Look for NBA owners to spend the next few weeks on vacation, or hiding under their desks.

The Golden Altar of Sahl Church, Denmark

This medieval golden altar has recently been removed from Sahl Church in northwestern Denmark for study and restoration.

Sahl Church was built around 1150, a very solid Romanesque construction much like those of contemporary Germany.

The age of the altar is not precisely known; likely late medieval. It is made of gold leaf pressed over wood. These were once common in Denmark but most were destroyed during the Reformation.

The altar has been restored multiple times, most recently in the 1930s; by then most of the crystals had fallen off, and they were replaced.




Details.

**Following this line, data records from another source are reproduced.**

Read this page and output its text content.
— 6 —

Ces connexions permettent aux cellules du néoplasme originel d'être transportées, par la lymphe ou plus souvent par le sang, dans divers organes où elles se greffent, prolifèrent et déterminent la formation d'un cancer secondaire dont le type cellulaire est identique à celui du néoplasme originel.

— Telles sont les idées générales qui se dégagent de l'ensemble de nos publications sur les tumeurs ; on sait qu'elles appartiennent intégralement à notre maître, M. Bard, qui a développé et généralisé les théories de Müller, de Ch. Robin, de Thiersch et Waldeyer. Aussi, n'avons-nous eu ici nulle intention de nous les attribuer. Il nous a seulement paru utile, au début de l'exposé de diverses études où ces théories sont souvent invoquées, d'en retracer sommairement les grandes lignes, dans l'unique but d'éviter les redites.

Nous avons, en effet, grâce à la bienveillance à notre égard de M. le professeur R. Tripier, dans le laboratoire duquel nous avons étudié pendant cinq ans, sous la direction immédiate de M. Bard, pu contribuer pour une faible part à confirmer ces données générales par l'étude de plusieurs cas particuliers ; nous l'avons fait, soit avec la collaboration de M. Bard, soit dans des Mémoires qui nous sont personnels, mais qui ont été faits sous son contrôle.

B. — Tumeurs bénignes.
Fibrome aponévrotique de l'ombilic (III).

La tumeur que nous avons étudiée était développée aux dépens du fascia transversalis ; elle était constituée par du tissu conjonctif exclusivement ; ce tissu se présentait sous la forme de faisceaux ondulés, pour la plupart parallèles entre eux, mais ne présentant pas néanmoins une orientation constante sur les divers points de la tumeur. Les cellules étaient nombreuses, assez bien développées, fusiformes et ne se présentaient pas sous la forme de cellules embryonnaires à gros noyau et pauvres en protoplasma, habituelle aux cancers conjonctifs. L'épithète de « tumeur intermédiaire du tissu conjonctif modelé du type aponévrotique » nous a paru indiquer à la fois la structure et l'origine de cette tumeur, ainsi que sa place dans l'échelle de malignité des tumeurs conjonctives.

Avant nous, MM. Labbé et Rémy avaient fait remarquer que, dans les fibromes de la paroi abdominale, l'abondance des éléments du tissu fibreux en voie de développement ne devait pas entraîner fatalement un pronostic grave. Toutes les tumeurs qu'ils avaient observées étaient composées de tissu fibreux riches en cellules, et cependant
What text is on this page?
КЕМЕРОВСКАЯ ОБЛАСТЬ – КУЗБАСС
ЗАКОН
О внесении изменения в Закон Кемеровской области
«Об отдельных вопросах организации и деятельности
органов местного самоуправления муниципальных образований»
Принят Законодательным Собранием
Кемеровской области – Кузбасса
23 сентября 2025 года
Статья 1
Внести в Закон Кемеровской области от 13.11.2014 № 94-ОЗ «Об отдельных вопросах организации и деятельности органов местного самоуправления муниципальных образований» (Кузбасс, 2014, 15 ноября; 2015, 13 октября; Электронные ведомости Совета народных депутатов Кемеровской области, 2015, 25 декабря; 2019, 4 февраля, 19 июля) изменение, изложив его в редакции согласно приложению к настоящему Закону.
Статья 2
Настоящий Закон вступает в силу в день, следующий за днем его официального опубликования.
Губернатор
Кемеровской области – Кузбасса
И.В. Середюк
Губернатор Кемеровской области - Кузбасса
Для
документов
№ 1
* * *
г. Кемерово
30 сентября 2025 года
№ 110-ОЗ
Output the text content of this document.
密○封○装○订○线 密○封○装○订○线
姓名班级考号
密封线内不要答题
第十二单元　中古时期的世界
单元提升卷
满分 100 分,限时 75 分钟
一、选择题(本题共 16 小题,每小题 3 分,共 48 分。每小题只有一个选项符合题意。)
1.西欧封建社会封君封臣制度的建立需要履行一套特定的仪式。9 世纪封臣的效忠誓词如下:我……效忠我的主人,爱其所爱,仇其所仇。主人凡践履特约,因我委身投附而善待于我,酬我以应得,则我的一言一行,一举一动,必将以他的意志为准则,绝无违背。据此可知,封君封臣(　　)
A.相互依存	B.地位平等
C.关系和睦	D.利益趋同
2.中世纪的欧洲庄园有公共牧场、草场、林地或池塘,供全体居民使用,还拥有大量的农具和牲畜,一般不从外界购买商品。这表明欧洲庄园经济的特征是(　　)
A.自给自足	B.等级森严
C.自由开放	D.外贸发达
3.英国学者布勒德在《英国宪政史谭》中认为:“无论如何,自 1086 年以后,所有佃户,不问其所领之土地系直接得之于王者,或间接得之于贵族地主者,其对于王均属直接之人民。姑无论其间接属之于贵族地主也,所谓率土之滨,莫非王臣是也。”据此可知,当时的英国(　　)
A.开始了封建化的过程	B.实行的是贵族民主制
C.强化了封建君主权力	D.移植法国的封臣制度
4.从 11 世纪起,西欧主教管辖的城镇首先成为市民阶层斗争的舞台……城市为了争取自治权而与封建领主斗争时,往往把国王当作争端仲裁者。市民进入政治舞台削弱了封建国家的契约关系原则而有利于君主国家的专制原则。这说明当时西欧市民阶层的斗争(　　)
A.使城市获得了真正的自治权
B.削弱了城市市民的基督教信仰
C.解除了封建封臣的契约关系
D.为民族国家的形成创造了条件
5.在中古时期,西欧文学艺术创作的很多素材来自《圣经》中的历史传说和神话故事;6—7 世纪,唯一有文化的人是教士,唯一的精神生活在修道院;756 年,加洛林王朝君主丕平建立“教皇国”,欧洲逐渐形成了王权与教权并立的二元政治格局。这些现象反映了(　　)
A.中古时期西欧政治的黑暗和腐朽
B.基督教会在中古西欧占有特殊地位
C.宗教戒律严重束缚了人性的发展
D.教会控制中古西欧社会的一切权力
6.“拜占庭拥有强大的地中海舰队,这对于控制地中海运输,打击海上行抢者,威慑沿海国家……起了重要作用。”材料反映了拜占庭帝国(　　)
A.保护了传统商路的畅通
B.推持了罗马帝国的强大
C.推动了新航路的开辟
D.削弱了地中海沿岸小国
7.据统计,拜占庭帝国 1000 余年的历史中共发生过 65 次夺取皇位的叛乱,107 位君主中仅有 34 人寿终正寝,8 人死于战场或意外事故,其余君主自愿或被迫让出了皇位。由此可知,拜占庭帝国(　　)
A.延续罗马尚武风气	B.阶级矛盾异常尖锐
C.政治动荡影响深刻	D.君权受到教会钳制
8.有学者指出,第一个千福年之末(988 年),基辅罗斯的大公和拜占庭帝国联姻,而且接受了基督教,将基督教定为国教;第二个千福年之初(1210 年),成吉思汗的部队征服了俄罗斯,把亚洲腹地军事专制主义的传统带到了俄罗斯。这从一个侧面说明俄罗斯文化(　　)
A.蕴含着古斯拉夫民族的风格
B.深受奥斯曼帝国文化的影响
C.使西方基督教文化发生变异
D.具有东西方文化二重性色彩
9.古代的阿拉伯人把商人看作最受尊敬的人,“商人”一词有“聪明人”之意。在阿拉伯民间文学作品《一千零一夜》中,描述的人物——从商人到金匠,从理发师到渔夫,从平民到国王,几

The History Blog has a 19 mb photograph if you really want a close look.

Saturday, September 23, 2017

The Guernsey Medieval Porpoise Burial

Archaeologists working at a 14th-century hermitage on the island of Guernsey were startled to find a porpoise skeleton in a feature that looked at first like a human grave.

They told reporters that they had never seen anything like it, but that's just because they're not sufficiently up on the weird side notes of British archaeology.


Porpoise bones have been found buried in several British sites dating to between the Neolithic and the late Middle Ages. The most famous example is on St. Ninian's Isle in the Shetlands, where a porpoise jaw was found in the so-called St. Ninian's Treasure unearthed in 1958; some of the silver pieces from this treasure are above.

Dolphins and porpoises are surrounded by folklore all around Europe and were especially associated with luck. A common superstition held that to harm a porpoise who followed a ship would bring luck of the worst kind; but the belief has also been recorded that a porpoises head hung from the mast would bring good luck. Porpoise blood and bones were used in medicinal and magical concoctions across Europe and especially among the Vikings, who held that porpoise blood might give great wisdom. Coastal people sometimes treated beached whales, including porpoises, as a sort of manna from heaven, sent directly by the sea gods to hungry people.


On several Pictish Symbol stones is carved a beast whose interpretation is much disputed. But some think it represents a beaked whale.

The people of Guernsey and the Shetlands were seafaring folk, so porpoises were part of their lives, including their spiritual lives. I for one don't find a buried porpoise surprising in the least.